Pimp My Ride – Upgrading a Power Macintosh 7300 – Series Wrap Up

Pimp My Ride 10

Welcome to the summation of our “pimp my ride” series. In this series, we have looked at upgrading a Power Macintosh 7300/200. We have upgraded the video card, the CPU and both the hard drive itself and the hard drive interface (from SCSI to IDE). Reviewing the full set of results we have achieved, one upgrade really stands out from the rest: the CPU. Our results clearly demonstrate that to get the biggest “bang for your upgrade buck”, you should upgrade the CPU. This is the highest impact single step you can take. No other single upgrade delivers such dramatic across-the-board improvements.

PowerPC G3

What about the other upgrades? The other upgrades we undertook helped, but none to the extent of the CPU upgrade. Upgrading the video card was nice, but it did not produce that much observable impact in day-to-day use of the computer (unless you are a gamer). Upgrading the hard drive from SCSI to IDE delivered modest improvements in boot time, and also delivered somewhere between 1.5X and 2X reduction in program launch time, definitely making it a good second upgrade step to take. However, in the final analysis, only the CPU upgrade made significant, observable, day-to-day improvements across the board: boot time, program launch time, general responsiveness and so on.

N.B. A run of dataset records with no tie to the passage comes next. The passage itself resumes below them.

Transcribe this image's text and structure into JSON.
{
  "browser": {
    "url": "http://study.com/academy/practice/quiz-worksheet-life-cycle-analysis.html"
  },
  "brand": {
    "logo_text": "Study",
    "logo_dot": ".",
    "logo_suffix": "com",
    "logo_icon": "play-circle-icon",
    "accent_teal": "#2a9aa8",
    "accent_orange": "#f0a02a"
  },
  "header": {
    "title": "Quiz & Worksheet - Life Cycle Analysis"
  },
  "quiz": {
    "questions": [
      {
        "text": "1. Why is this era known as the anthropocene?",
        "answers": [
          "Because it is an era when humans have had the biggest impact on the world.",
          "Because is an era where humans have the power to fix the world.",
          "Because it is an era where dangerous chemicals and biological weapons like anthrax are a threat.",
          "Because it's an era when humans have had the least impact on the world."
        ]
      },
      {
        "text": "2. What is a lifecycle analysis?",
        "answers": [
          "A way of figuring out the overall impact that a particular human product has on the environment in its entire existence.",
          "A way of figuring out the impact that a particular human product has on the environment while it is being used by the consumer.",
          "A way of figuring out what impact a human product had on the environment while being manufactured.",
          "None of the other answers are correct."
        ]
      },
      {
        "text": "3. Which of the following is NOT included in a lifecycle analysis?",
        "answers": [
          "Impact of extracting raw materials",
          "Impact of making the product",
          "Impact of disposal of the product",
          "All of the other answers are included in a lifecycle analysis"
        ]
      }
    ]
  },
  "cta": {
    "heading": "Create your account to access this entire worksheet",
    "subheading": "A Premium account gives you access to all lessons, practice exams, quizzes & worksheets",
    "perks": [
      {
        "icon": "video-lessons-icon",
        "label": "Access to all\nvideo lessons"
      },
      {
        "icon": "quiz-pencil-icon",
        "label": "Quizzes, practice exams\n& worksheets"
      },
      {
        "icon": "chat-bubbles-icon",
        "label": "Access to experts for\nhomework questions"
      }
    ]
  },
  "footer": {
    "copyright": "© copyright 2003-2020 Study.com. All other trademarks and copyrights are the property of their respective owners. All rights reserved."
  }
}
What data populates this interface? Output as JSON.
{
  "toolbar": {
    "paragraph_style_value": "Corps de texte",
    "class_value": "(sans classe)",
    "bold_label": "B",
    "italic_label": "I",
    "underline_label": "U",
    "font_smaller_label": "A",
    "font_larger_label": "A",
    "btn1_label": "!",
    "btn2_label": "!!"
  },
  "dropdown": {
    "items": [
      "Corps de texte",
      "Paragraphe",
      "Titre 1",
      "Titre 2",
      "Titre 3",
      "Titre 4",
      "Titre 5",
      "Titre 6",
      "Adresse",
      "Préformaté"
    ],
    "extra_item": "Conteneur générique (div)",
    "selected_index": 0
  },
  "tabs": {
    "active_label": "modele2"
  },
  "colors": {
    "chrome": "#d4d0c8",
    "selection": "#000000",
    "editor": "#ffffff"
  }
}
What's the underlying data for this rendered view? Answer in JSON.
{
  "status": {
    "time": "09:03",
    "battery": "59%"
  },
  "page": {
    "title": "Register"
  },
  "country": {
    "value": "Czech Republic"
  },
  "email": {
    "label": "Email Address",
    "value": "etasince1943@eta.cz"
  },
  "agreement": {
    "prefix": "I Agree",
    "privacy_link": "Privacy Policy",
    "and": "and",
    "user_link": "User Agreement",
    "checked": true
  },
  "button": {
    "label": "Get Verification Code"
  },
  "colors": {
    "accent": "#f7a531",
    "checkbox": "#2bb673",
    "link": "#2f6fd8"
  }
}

So there you have it. In this series, we started with a stock Power Macintosh 7300/200 and step-by-step, upgraded the video card, the CPU and the hard drive. Of these upgrades, the single largest bang for the buck is the CPU upgrade.

Want to speed up your Power Macintosh? Hit eBay and start searching for Sonnet G3 and Sonnet G4 CPU upgrade cards. Find a good one, install it, and strap on your goggles and driving gloves – you are in for a high speed computing experience!